1. Merging & collocating disparate datasets

It is common for the fault data, the work order system, and the troubleshooting manuals to run in completely different locations with limited to no data cross-synching. This is a problem because typically these systems require different access rules and requests. It’s difficult for analysts and data scientists to find the datasets required and also gain access. It also creates a problem because users tend to get single access. Once a user gains access to both systems it would only benefit the user and not everyone else who would like to use that data. Organizations should prioritize co-locating these disparate data sets. How you may ask?

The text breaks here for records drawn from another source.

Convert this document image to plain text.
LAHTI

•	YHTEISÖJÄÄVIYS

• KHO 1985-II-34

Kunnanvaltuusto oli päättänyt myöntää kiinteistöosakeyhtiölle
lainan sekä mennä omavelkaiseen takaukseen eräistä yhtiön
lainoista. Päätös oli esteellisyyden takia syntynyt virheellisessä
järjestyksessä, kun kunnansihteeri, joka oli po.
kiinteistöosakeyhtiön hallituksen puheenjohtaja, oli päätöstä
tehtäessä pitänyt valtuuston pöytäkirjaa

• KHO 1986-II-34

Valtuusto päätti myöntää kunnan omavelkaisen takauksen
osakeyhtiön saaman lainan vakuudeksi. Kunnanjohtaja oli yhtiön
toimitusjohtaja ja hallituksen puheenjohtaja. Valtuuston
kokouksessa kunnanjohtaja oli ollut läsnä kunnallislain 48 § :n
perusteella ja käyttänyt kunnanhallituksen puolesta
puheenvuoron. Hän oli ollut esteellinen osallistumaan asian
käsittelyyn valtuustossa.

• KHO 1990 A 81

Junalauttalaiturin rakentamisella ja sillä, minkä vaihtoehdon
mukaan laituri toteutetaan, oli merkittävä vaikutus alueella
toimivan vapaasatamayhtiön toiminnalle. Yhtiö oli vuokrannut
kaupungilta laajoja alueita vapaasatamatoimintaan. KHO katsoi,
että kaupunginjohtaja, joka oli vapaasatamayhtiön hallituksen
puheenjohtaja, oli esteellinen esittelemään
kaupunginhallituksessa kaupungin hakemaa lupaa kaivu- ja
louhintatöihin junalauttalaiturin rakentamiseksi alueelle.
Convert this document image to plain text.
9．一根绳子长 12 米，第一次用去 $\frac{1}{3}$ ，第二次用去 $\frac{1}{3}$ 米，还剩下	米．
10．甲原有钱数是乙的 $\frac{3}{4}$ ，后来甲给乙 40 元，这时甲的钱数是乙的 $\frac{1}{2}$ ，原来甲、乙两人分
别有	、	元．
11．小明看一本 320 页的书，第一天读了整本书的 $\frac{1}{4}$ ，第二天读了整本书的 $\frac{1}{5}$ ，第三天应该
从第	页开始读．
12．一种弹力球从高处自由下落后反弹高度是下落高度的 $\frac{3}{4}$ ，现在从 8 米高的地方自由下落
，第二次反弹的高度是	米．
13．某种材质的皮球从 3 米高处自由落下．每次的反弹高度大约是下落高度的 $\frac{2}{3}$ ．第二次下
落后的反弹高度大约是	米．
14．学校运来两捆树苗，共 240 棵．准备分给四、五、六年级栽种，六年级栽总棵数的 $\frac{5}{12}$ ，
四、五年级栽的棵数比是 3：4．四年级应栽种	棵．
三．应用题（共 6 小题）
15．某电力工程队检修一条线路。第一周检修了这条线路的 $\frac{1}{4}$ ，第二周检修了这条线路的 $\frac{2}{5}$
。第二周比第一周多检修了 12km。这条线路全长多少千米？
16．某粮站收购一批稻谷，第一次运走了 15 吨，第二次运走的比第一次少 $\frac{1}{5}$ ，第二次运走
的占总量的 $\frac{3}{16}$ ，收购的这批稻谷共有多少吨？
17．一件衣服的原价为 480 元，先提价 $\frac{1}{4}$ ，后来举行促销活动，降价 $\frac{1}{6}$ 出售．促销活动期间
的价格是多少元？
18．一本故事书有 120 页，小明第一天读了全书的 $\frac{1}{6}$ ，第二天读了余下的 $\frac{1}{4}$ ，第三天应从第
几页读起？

Ideally, there would be one system that houses fault data, work orders, and troubleshooting manuals all under one roof. But in reality, the maintenance system is usually different than the system that translates and presents the fault data. Most of the time the same system that translates the fault data also provides the troubleshooting manual but that’s not a given either.

Creating a single database that extracts data from all disparate repositories and utilizes ETLs to efficiently and effectively update the data, alleviates the issue of Data Scientists becoming pseudo system architects, spending their time trying to find and gain access to source data and use a 3rd party tool to merge them into 1 source. With the proper infrastructure in place, data can be loaded, cleaned, and analyzed all in 1 place.

2. Improve Traceability

In addition to intelligently centralizing storing, logging, and managing the fault data ecosystem, data owners should be associating the data intelligently.

Most systems lack full automation which can cause variability in fault prioritization, order, and scope because of the influence of human interpretation and bias. Because the fault systems and work order systems are different, rarely are associations created that state the work order created was due to a specific fault. In terms of analysis, this requires the data scientist to have a deep understanding of the inner workings of a platform, the data systems, and the engineering of the faults. These skillsets are not very prevalent in the job market, so creating something that associates the work orders with the faults can alleviate a lot of expectations for inherited subject matter expertise.

Boosting Traceability by Utilizing Subject Matter Expertise

Creating associations between work orders and faults is a complex and ambiguous process. Not everything will result in a one-for-one association but creating something can drastically improve analysis. By having Software Developers, Data Scientists, and Platform Subject Matter Experts working together, a sophisticated and efficient rules engine could be constructed to associate work orders and fault datasets. Once this dataset is constructed, the analysis is much easier and can lead to the creation of key features.

 

3. Create Data Feedback Process & automated features

Because fault isolation is so complex, a work order may not fix the problem the first time resulting in faults reoccurring (sometimes referred to as a “repeat recur”). Sometimes faults can recur over several flights with different work orders being created until a final solution is identified.

With data in one central location and association scores developed, a feedback process can be created which would find all of these “repeat recurs” and identify the final work order that actually resolved the issue. Similar processes could be created in order to automatically create features that would give analysts and data scientists more impactful data to work with.

Being armed with intelligent features and extra clarity analysis will provide a significant return on investment and continue to pay dividends as the fleet expands and the data volume increases.

 

3 Data-Driven Steps for Success in the Fault Isolation Ecosystem

After you have merged the datasets into one repository, associated records with SME logic, and created data feedback loops and automated features, your analysis time will be reduced, the results of your analysis will be more accurate, and large inefficiencies should be easily spotted leading to increased up time for your fleet.